Rudyard Kipling’s collection of short stories, 'The Jungle Book' has been enchanting children for more than 100 years.

Today most people know his famous characters, Mowgli, Baloo and Shere Khan, from the Disney adaptations – a cartoon musical in 1967 and more recently an astonishingly realistic, computer graphic version in 2016. 

To produce a stage version to meet the expectations set by the big screen is a mountainous task. Yet, with a strong story to tell you can’t underestimate the power of a live performance to captivate young minds. Focused on the stage – a mass of hanging ladders and ropes to create a dense jungle canopy – it’s like they’ve all been hypnotized by python, Kaa.

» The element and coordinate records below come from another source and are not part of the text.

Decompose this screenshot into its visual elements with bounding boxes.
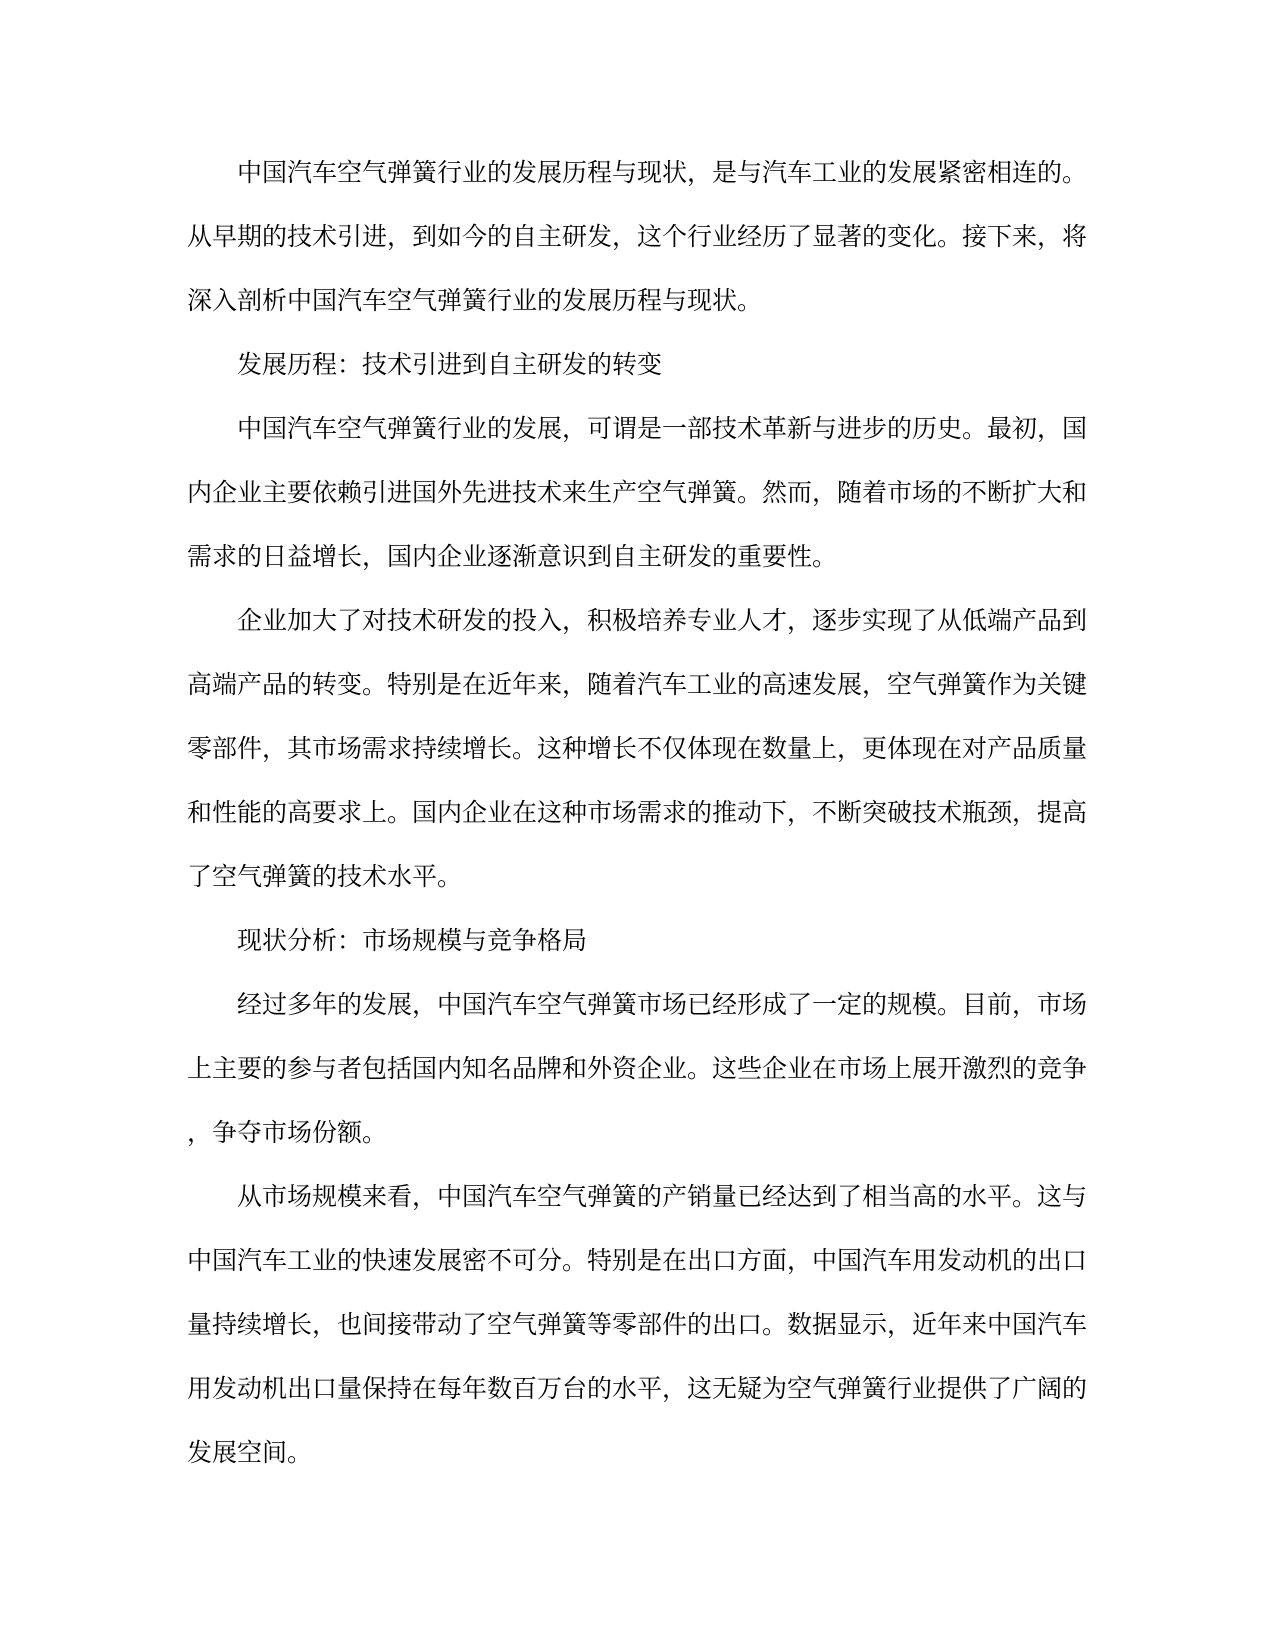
paragraph-market-2: 从市场规模来看，中国汽车空气弹簧的产销量已经达到了相当高的水平。这与 中国汽车工… — [187, 1165, 1088, 1485]
text-line: 从市场规模来看，中国汽车空气弹簧的产销量已经达到了相当高的水平。这与 — [187, 1165, 1088, 1229]
text-line: 中国汽车工业的快速发展密不可分。特别是在出口方面，中国汽车用发动机的出口 — [187, 1229, 1088, 1293]
heading-development-history: 发展历程：技术引进到自主研发的转变 — [187, 333, 1088, 397]
text-line: 和性能的高要求上。国内企业在这种市场需求的推动下，不断突破技术瓶颈，提高 — [187, 781, 1088, 845]
document-body: 中国汽车空气弹簧行业的发展历程与现状，是与汽车工业的发展紧密相连的。 从早期的技… — [187, 141, 1088, 1485]
paragraph-market-1: 经过多年的发展，中国汽车空气弹簧市场已经形成了一定的规模。目前，市场 上主要的参… — [187, 973, 1088, 1165]
text-line: 量持续增长，也间接带动了空气弹簧等零部件的出口。数据显示，近年来中国汽车 — [187, 1293, 1088, 1357]
paragraph-intro: 中国汽车空气弹簧行业的发展历程与现状，是与汽车工业的发展紧密相连的。 从早期的技… — [187, 141, 1088, 333]
text-line: 从早期的技术引进，到如今的自主研发，这个行业经历了显著的变化。接下来，将 — [187, 205, 1088, 269]
text-line: 发展空间。 — [187, 1421, 1088, 1485]
heading-line: 发展历程：技术引进到自主研发的转变 — [187, 333, 1088, 397]
text-line: 深入剖析中国汽车空气弹簧行业的发展历程与现状。 — [187, 269, 1088, 333]
heading-line: 现状分析：市场规模与竞争格局 — [187, 909, 1088, 973]
text-line: 上主要的参与者包括国内知名品牌和外资企业。这些企业在市场上展开激烈的竞争 — [187, 1037, 1088, 1101]
paragraph-history-2: 企业加大了对技术研发的投入，积极培养专业人才，逐步实现了从低端产品到 高端产品的… — [187, 589, 1088, 909]
text-line: 了空气弹簧的技术水平。 — [187, 845, 1088, 909]
text-line: 经过多年的发展，中国汽车空气弹簧市场已经形成了一定的规模。目前，市场 — [187, 973, 1088, 1037]
text-line: 企业加大了对技术研发的投入，积极培养专业人才，逐步实现了从低端产品到 — [187, 589, 1088, 653]
text-line: 需求的日益增长，国内企业逐渐意识到自主研发的重要性。 — [187, 525, 1088, 589]
text-line: 中国汽车空气弹簧行业的发展历程与现状，是与汽车工业的发展紧密相连的。 — [187, 141, 1088, 205]
paragraph-history-1: 中国汽车空气弹簧行业的发展，可谓是一部技术革新与进步的历史。最初，国 内企业主要… — [187, 397, 1088, 589]
document-page: 中国汽车空气弹簧行业的发展历程与现状，是与汽车工业的发展紧密相连的。 从早期的技… — [0, 0, 1275, 1650]
text-line: 高端产品的转变。特别是在近年来，随着汽车工业的高速发展，空气弹簧作为关键 — [187, 653, 1088, 717]
text-line: 中国汽车空气弹簧行业的发展，可谓是一部技术革新与进步的历史。最初，国 — [187, 397, 1088, 461]
text-line: 零部件，其市场需求持续增长。这种增长不仅体现在数量上，更体现在对产品质量 — [187, 717, 1088, 781]
text-line: 内企业主要依赖引进国外先进技术来生产空气弹簧。然而，随着市场的不断扩大和 — [187, 461, 1088, 525]
text-line: ，争夺市场份额。 — [187, 1101, 1088, 1165]
text-line: 用发动机出口量保持在每年数百万台的水平，这无疑为空气弹簧行业提供了广阔的 — [187, 1357, 1088, 1421]
heading-current-status: 现状分析：市场规模与竞争格局 — [187, 909, 1088, 973]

To create the show, writer, Jessica Swale has gone back to the original 1894 book and used two stories from which to weave her narrative. The strength of the stories comes from their rich box of characters,and Swale keeps them recognizable while stretching some aspects for a 21st century audience.

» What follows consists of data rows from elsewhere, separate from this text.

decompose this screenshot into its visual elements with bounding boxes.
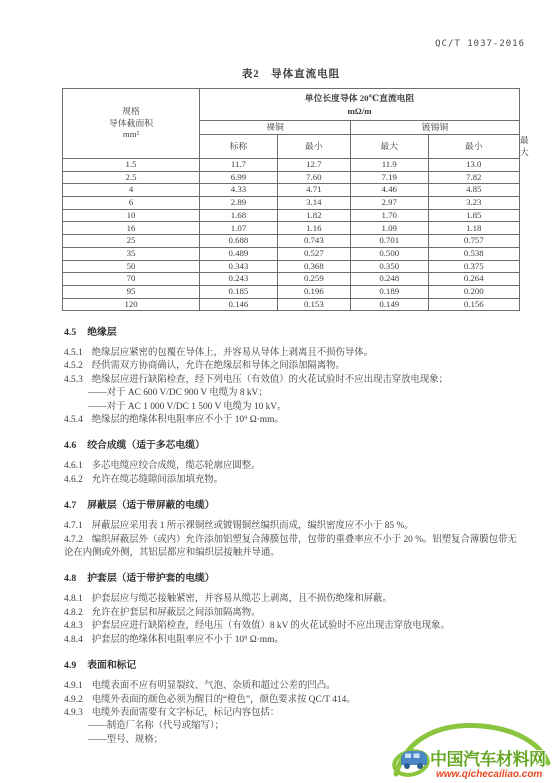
spec-header-cell: 规格 导体截面积 mm²	[63, 89, 200, 159]
table-cell: 0.368	[277, 260, 350, 273]
document-page: QC/T 1037-2016 表2 导体直流电阻 规格 导体截面积 mm² 单位…	[0, 0, 554, 783]
item-number: 4.8.1	[64, 594, 83, 604]
dash-item: ——对于 AC 600 V/DC 900 V 电缆为 8 kV；	[64, 387, 522, 400]
section-item: 4.5.4绝缘层的绝缘体积电阻率应不小于 10⁹ Ω·mm。	[64, 414, 522, 427]
table-cell: 7.82	[428, 171, 519, 184]
section-item: 4.6.1多芯电缆应绞合成缆，缆芯轮廓应圆整。	[64, 460, 522, 473]
table-cell: 11.7	[200, 159, 278, 172]
item-number: 4.9.1	[64, 681, 83, 691]
item-text: 护套层应与缆芯接触紧密，并容易从缆芯上剥离，且不损伤绝缘和屏蔽。	[92, 594, 392, 604]
table-row: 1.511.712.711.913.0	[63, 159, 520, 172]
section-item: 4.5.2经供需双方协商确认，允许在绝缘层和导体之间添加隔离物。	[64, 360, 522, 373]
table-cell: 1.07	[200, 222, 278, 235]
table-cell: 4.71	[277, 184, 350, 197]
section-item: 4.8.2允许在护套层和屏蔽层之间添加隔离物。	[64, 607, 522, 620]
table-cell: 0.500	[350, 247, 428, 260]
table-row: 350.4890.5270.5000.538	[63, 247, 520, 260]
table-cell: 0.375	[428, 260, 519, 273]
item-number: 4.6.2	[64, 475, 83, 485]
table-cell: 12.7	[277, 159, 350, 172]
table-cell: 1.82	[277, 209, 350, 222]
item-text: 绝缘层应紧密的包覆在导体上，并容易从导体上剥离且不损伤导体。	[92, 348, 373, 358]
table-row: 700.2430.2590.2480.264	[63, 273, 520, 286]
section-item: 4.9.1电缆表面不应有明显裂纹、气泡、杂质和超过公差的凹凸。	[64, 680, 522, 693]
section-item: 4.8.1护套层应与缆芯接触紧密，并容易从缆芯上剥离，且不损伤绝缘和屏蔽。	[64, 593, 522, 606]
table-cell: 120	[63, 298, 200, 311]
item-text: 允许在缆芯缝隙间添加填充物。	[92, 475, 223, 485]
group-header-tinned-copper: 镀锡铜	[350, 121, 519, 135]
item-text: 编织屏蔽层外（或内）允许添加铝塑复合薄膜包带，包带的重叠率应不小于 20 %。铝…	[64, 535, 517, 558]
table-cell: 1.18	[428, 222, 519, 235]
item-number: 4.9.2	[64, 695, 83, 705]
section-heading: 4.8护套层（适于带护套的电缆）	[64, 570, 522, 584]
table-cell: 2.89	[200, 197, 278, 210]
table-cell: 0.156	[428, 298, 519, 311]
table-cell: 1.5	[63, 159, 200, 172]
table-cell: 0.200	[428, 285, 519, 298]
item-text: 多芯电缆应绞合成缆，缆芯轮廓应圆整。	[92, 461, 261, 471]
item-text: 经供需双方协商确认，允许在绝缘层和导体之间添加隔离物。	[92, 361, 345, 371]
table-cell: 95	[63, 285, 200, 298]
section-title: 绞合成缆（适于多芯电缆）	[87, 440, 205, 451]
section-item: 4.7.2编织屏蔽层外（或内）允许添加铝塑复合薄膜包带，包带的重叠率应不小于 2…	[64, 534, 522, 561]
table-cell: 35	[63, 247, 200, 260]
table-row: 250.6880.7430.7010.757	[63, 235, 520, 248]
table-cell: 6.99	[200, 171, 278, 184]
item-number: 4.5.2	[64, 361, 83, 371]
group-header-bare-copper: 裸铜	[200, 121, 351, 135]
table-row: 161.071.161.091.18	[63, 222, 520, 235]
table-row: 500.3430.3680.3500.375	[63, 260, 520, 273]
table-cell: 7.19	[350, 171, 428, 184]
item-number: 4.9.3	[64, 708, 83, 718]
table-cell: 0.757	[428, 235, 519, 248]
table-cell: 1.16	[277, 222, 350, 235]
watermark-graphic: 中国汽车材料网 www.qichecailiao.com	[390, 718, 552, 780]
table-cell: 0.243	[200, 273, 278, 286]
watermark-site-name: 中国汽车材料网	[430, 749, 546, 769]
table-cell: 0.264	[428, 273, 519, 286]
sub-header: 最大	[350, 135, 428, 159]
sub-header: 最小	[428, 135, 519, 159]
section-number: 4.8	[64, 573, 76, 584]
item-number: 4.8.2	[64, 608, 83, 618]
section-number: 4.5	[64, 327, 76, 338]
table-cell: 0.149	[350, 298, 428, 311]
table-cell: 0.196	[277, 285, 350, 298]
sub-header: 标称	[200, 135, 278, 159]
dash-item: ——对于 AC 1 000 V/DC 1 500 V 电缆为 10 kV。	[64, 401, 522, 414]
table-cell: 25	[63, 235, 200, 248]
table-cell: 11.9	[350, 159, 428, 172]
section-title: 表面和标记	[87, 660, 136, 671]
section-heading: 4.7屏蔽层（适于带屏蔽的电缆）	[64, 497, 522, 511]
table-cell: 70	[63, 273, 200, 286]
section-title: 绝缘层	[87, 327, 116, 338]
item-number: 4.6.1	[64, 461, 83, 471]
section-item: 4.7.1屏蔽层应采用表 1 所示裸铜丝或镀锡铜丝编织而成，编织密度应不小于 8…	[64, 520, 522, 533]
table-cell: 16	[63, 222, 200, 235]
item-text: 护套层应进行缺陷检查，经电压（有效值）8 kV 的火花试验时不应出现击穿放电现象…	[92, 621, 450, 631]
item-text: 绝缘层的绝缘体积电阻率应不小于 10⁹ Ω·mm。	[92, 415, 284, 425]
table-cell: 0.489	[200, 247, 278, 260]
spec-line: 导体截面积	[63, 118, 199, 130]
table-row: 1200.1460.1530.1490.156	[63, 298, 520, 311]
table-cell: 0.248	[350, 273, 428, 286]
item-number: 4.8.3	[64, 621, 83, 631]
table-cell: 1.85	[428, 209, 519, 222]
table-row: 101.681.821.701.85	[63, 209, 520, 222]
sections: 4.5绝缘层4.5.1绝缘层应紧密的包覆在导体上，并容易从导体上剥离且不损伤导体…	[64, 314, 522, 747]
section-item: 4.9.2电缆外表面的颜色必须为醒目的“橙色”，颜色要求按 QC/T 414。	[64, 694, 522, 707]
table-cell: 7.60	[277, 171, 350, 184]
item-text: 电缆外表面的颜色必须为醒目的“橙色”，颜色要求按 QC/T 414。	[92, 695, 356, 705]
item-text: 屏蔽层应采用表 1 所示裸铜丝或镀锡铜丝编织而成，编织密度应不小于 85 %。	[92, 521, 414, 531]
table-cell: 0.153	[277, 298, 350, 311]
conductor-resistance-table: 规格 导体截面积 mm² 单位长度导体 20℃直流电阻 mΩ/m 裸铜 镀锡铜 …	[62, 88, 520, 311]
table-cell: 2.5	[63, 171, 200, 184]
table-cell: 0.701	[350, 235, 428, 248]
table-cell: 0.185	[200, 285, 278, 298]
section-number: 4.6	[64, 440, 76, 451]
table-cell: 2.97	[350, 197, 428, 210]
sub-header: 最小	[277, 135, 350, 159]
watermark-logo: 中国汽车材料网 www.qichecailiao.com	[390, 718, 552, 780]
table-cell: 4	[63, 184, 200, 197]
table-cell: 0.146	[200, 298, 278, 311]
section-title: 屏蔽层（适于带屏蔽的电缆）	[87, 500, 214, 511]
section-heading: 4.9表面和标记	[64, 657, 522, 671]
table-row: 44.334.714.464.85	[63, 184, 520, 197]
table-row: 2.56.997.607.197.82	[63, 171, 520, 184]
table-cell: 0.189	[350, 285, 428, 298]
item-number: 4.5.3	[64, 375, 83, 385]
table-cell: 0.538	[428, 247, 519, 260]
watermark-site-url: www.qichecailiao.com	[436, 769, 542, 780]
item-number: 4.5.1	[64, 348, 83, 358]
table-cell: 4.85	[428, 184, 519, 197]
table-cell: 50	[63, 260, 200, 273]
section-item: 4.8.3护套层应进行缺陷检查，经电压（有效值）8 kV 的火花试验时不应出现击…	[64, 620, 522, 633]
table-cell: 0.688	[200, 235, 278, 248]
table-cell: 1.68	[200, 209, 278, 222]
table-cell: 0.259	[277, 273, 350, 286]
table-row: 950.1850.1960.1890.200	[63, 285, 520, 298]
table-cell: 3.23	[428, 197, 519, 210]
section-number: 4.9	[64, 660, 76, 671]
item-text: 允许在护套层和屏蔽层之间添加隔离物。	[92, 608, 261, 618]
item-text: 电缆外表面需要有文字标记，标记内容包括：	[92, 708, 280, 718]
section-heading: 4.6绞合成缆（适于多芯电缆）	[64, 437, 522, 451]
table-cell: 0.343	[200, 260, 278, 273]
table-row: 62.893.142.973.23	[63, 197, 520, 210]
section-item: 4.6.2允许在缆芯缝隙间添加填充物。	[64, 474, 522, 487]
table-cell: 0.743	[277, 235, 350, 248]
section-title: 护套层（适于带护套的电缆）	[87, 573, 214, 584]
table-cell: 0.527	[277, 247, 350, 260]
car-icon	[401, 751, 427, 769]
table-cell: 1.70	[350, 209, 428, 222]
table-caption: 表2 导体直流电阻	[62, 66, 520, 81]
section-item: 4.5.3绝缘层应进行缺陷检查，经下列电压（有效值）的火花试验时不应出现击穿放电…	[64, 374, 522, 387]
spec-line: 规格	[63, 106, 199, 118]
section-item: 4.5.1绝缘层应紧密的包覆在导体上，并容易从导体上剥离且不损伤导体。	[64, 347, 522, 360]
table-cell: 6	[63, 197, 200, 210]
table-cell: 4.46	[350, 184, 428, 197]
table-cell: 0.350	[350, 260, 428, 273]
table-header-row-1: 规格 导体截面积 mm² 单位长度导体 20℃直流电阻 mΩ/m	[63, 89, 520, 121]
table-body: 1.511.712.711.913.02.56.997.607.197.8244…	[63, 159, 520, 311]
standard-number: QC/T 1037-2016	[435, 39, 525, 49]
table-cell: 4.33	[200, 184, 278, 197]
section-heading: 4.5绝缘层	[64, 324, 522, 338]
item-text: 绝缘层应进行缺陷检查，经下列电压（有效值）的火花试验时不应出现击穿放电现象；	[92, 375, 448, 385]
resistance-header-cell: 单位长度导体 20℃直流电阻 mΩ/m	[200, 89, 520, 121]
item-text: 护套层的绝缘体积电阻率应不小于 10⁹ Ω·mm。	[92, 635, 284, 645]
resistance-header-title: 单位长度导体 20℃直流电阻	[200, 92, 519, 105]
table-cell: 1.09	[350, 222, 428, 235]
item-text: 电缆表面不应有明显裂纹、气泡、杂质和超过公差的凹凸。	[92, 681, 336, 691]
section-item: 4.8.4护套层的绝缘体积电阻率应不小于 10⁹ Ω·mm。	[64, 634, 522, 647]
item-number: 4.8.4	[64, 635, 83, 645]
table-cell: 3.14	[277, 197, 350, 210]
table-cell: 13.0	[428, 159, 519, 172]
item-number: 4.5.4	[64, 415, 83, 425]
item-number: 4.7.2	[64, 535, 83, 545]
table-cell: 10	[63, 209, 200, 222]
item-number: 4.7.1	[64, 521, 83, 531]
section-number: 4.7	[64, 500, 76, 511]
spec-line: mm²	[63, 129, 199, 141]
resistance-header-unit: mΩ/m	[200, 105, 519, 118]
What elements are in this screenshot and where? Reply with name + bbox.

Shere Khan the Tiger (Lloyd Gorman) makes for a greasy villain, dressed in a leather biker suit, slashed with orange flecks and matching streak through his hair. Deborah Oyelade delivers a sassy, Black Panther keeping perfect poise in a black velvet jump suit. Rachel Dawson gives a comical turn as Kaa, grumbling about ageing as she sheds her skin. While joker Baloo, here a playful Welshman (Dyfrig Morris) is as loveable as ever, with ‘a heart as big as the sun’.

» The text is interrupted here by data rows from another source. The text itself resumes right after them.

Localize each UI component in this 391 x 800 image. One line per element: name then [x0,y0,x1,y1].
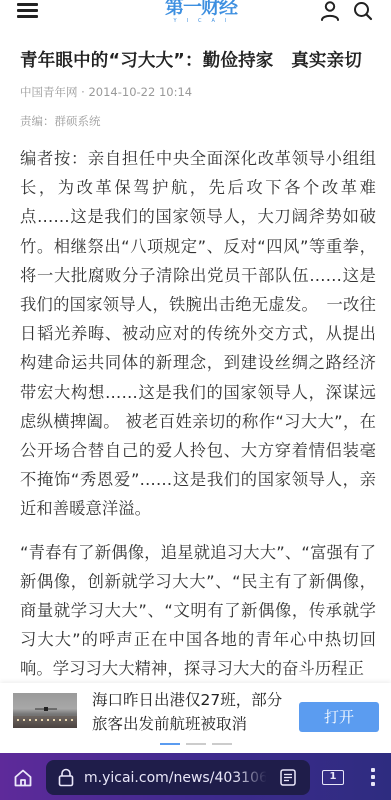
open-app-button[interactable]: 打开 [299,702,379,732]
article-paragraph: “青春有了新偶像，追星就追习大大”、“富强有了新偶像，创新就学习大大”、“民主有… [20,538,376,684]
ad-headline[interactable]: 海口昨日出港仅27班，部分旅客出发前航班被取消 [92,688,290,736]
carousel-dot[interactable] [212,743,232,745]
hamburger-menu-icon[interactable] [17,1,39,19]
search-icon[interactable] [352,0,374,22]
article-datetime: 2014-10-22 10:14 [88,85,192,99]
site-header: 第一财经 YICAI [0,0,391,26]
article-editor: 责编：群硕系统 [20,113,376,129]
yicai-logo[interactable]: 第一财经 YICAI [160,0,242,24]
ad-thumbnail-image[interactable] [13,693,77,728]
url-fade [236,766,270,790]
article-meta: 中国青年网 · 2014-10-22 10:14 [20,84,376,100]
browser-toolbar: m.yicai.com/news/4031067.html 1 [0,753,391,800]
airplane-icon [35,707,57,711]
article-title: 青年眼中的“习大大”：勤俭持家 真实亲切 [20,46,376,76]
article-body: 编者按：亲自担任中央全面深化改革领导小组组长，为改革保驾护航，先后攻下各个改革难… [20,144,376,698]
carousel-dot[interactable] [186,743,206,745]
reader-mode-icon[interactable] [280,769,296,786]
runway [13,716,77,728]
article-source: 中国青年网 [20,85,78,99]
carousel-dot-active[interactable] [160,743,180,745]
editor-label: 责编： [20,114,55,128]
tabs-icon[interactable]: 1 [322,770,344,785]
home-icon[interactable] [13,768,33,788]
logo-english: YICAI [168,18,242,24]
user-icon[interactable] [319,0,341,22]
article-paragraph: 编者按：亲自担任中央全面深化改革领导小组组长，为改革保驾护航，先后攻下各个改革难… [20,144,376,524]
app-promo-banner[interactable]: 海口昨日出港仅27班，部分旅客出发前航班被取消 打开 [0,683,391,753]
logo-chinese: 第一财经 [160,0,242,18]
carousel-indicator [0,743,391,747]
article-header: 青年眼中的“习大大”：勤俭持家 真实亲切 中国青年网 · 2014-10-22 … [20,46,376,129]
editor-name: 群硕系统 [55,114,101,128]
lock-icon[interactable] [58,768,74,787]
meta-separator: · [81,85,85,99]
address-bar[interactable]: m.yicai.com/news/4031067.html [46,760,310,795]
runway-lights [17,719,73,721]
more-vertical-icon[interactable] [370,768,376,790]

 Perhaps the biggest change is giving the part of Mowgli to a woman, Keziah Joseph, whose slight frame, delicate features and pure tone of voice make her believable as a child.

 Swale has refocused the story to celebrate diversity. The story, with all the different animals living in harmony, presents a fantastic opportunity for this. For the most part this works well, but it feels occasionally that the issue has been allowed to overtake the story, becoming overly-wordy and preachy, in a jumble of references to gender, sexuality, race and disability.

 If this sounds a little too serious for families hoping for a bit of Bare Necessities uplift, Joe Stilgoe’s sunny tunes help keep it upbeat. In many ways this is a play with music rather than a musical, but the live music, embracing a rich mix of styles from across the globe, is a central strength of the show.

The tunes carry along what is essentially a joyful story of family, friendship and oneness under the same sun – and that’s a beat everyone can dance to.

Reviewer: Carmel Thomason

Comments

Comment by David Upton

I caught this elsewhere a week later. And as Carmel says it may still a jungle out there, but only a few tweaks are needed to Rudyard Kipling’s timeless tales to give the book a prolonged shelf life.

Jessica Swale, in her programme notes, talks of celebrating the book’s voice, politics and diversity, while the afternoon matinee audience around me seemed just as content with its noise, colour and excitement . . . as were their teachers.

The Children’s Touring Partnership, along with production companions, serves up a Jungle Book that manages to please audiences of most ages and persuasions.

Some of that will be due to familiarity with Disney’s animated incarnations of the story and its characters, even if they all get a distinct makeover. And the ubiquitous composer Joe Stilgoe provides a brand new suite of songs that cleverly, and wittily, sound as if they have come straight off the screen version. Baloo singing the baloos? Genius!

With its revolve stage, theatrical effects and insistent drama it occasionally resembles the National Theatre’s Hiawatha, of blessed memory.

Even here, in the final days of a five-month tour, the 11-strong cast give it full energy and commitment, several doubling up as musicians, or swapping roles between packs of wolves, or a bunch of very cheeky monkeys. Kipling’s view of their simian social habits, and bodily functions, would have been interesting!

Sometimes his messages about loyalty, courage, respect, and other virtues, do get slightly clouded over by a fast and furious narrative. The language can also be more of a street smart patois than user friendly.

But then this is a show that is at its best when it is principally about providing fun and enjoyment, and the ability of live theatre to feed the imagination.